GULFPORT, MS (WLOX) - Where have you traveled lately? With the United States now having its first confirmed case of Ebola, South Mississippi emergency workers said they'll be asking patients showing flu-like symptoms about their recent travel history.
A relative of Thomas Duncan said he is visiting the US from Liberia, a country where an Ebola outbreak has killed more than 2,000 people. Duncan is currently being kept isolated at a Dallas hospital. Meanwhile, South Mississippi hospital personnel are keeping a close eye on what's happening with the deadly virus here in our country.
When people come into the Garden Park Medical Center emergency room, nurses and doctors have to ask patients a lot of questions to determine the right diagnosis. In early stages, medical officials say the potentially deadly virus Ebola is indistinguishable from the flu.
"You're going to have possibly any kind of upper respiratory," said Jenny Duncan, registered nurse. "Nausea, vomiting. You're going to have body aches. Very similar to flu-like symptoms."
Garden Park officials say with concerns about Ebola, it's important medical professionals dig a little deeper and ask patients not only about how they're feeling, but also about countries they've recently visited.
"Not everybody, I think, in every country follows the same protocols that we follow in the United States," said Duncan. "Therefore, they go to another country and others may not be immunized or they have other things going on in the country like certain diseases, such as Ebola, that they come in contact with. They may not see signs or symptoms for several days to several weeks. Then that's the problem. They may be back in the United States for a week or few days and then they start feeling those flu type symptoms that brings them ultimately to the emergency department."

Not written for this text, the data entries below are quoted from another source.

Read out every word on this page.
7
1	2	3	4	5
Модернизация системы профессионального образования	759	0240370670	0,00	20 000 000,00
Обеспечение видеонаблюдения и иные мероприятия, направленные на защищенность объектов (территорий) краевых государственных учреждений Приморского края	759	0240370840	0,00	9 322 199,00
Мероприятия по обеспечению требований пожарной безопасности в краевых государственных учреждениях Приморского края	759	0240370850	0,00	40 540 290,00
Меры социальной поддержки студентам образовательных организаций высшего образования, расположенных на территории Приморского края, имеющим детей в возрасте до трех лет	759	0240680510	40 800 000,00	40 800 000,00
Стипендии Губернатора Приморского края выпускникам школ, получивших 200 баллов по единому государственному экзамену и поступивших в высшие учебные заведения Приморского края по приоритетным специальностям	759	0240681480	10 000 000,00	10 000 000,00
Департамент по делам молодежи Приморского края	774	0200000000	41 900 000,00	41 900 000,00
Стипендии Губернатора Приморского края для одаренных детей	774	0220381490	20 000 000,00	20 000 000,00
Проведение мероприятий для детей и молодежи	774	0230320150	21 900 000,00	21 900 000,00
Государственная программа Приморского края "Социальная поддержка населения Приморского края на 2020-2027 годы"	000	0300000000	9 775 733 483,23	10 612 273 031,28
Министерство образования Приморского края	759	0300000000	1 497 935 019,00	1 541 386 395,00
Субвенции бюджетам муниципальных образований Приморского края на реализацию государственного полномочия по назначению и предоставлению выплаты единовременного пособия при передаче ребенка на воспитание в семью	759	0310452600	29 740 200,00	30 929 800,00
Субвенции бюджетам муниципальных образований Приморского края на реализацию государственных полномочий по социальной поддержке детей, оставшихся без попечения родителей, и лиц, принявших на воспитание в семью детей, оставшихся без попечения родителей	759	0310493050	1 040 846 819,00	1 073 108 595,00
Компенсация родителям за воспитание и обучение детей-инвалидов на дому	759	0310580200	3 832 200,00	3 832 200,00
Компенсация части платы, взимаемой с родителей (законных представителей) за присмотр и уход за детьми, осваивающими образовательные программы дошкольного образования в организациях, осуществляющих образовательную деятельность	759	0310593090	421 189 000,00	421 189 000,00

Garden Park officials said they're watching for every report issued by the Centers for Disease Control and Prevention on Ebola.
"We stay current on everything is coming out. We stay knowledgeable about the things that are going on in the United States, whether it's close by, or far away. Of course, Texas is not that far away from us, so everyone is making sure they're keeping an eye on the current things that are going on here in the United States," said Duncan.
A doctor at a Dallas hospital confirms when the patient came to the hospital the first time last Friday, a nurse asked him if he'd been to an area affected by the Ebola outbreak. However that information was not fully communicated throughout the whole team and the man was sent home. He was rushed to the hospital by ambulance two days later.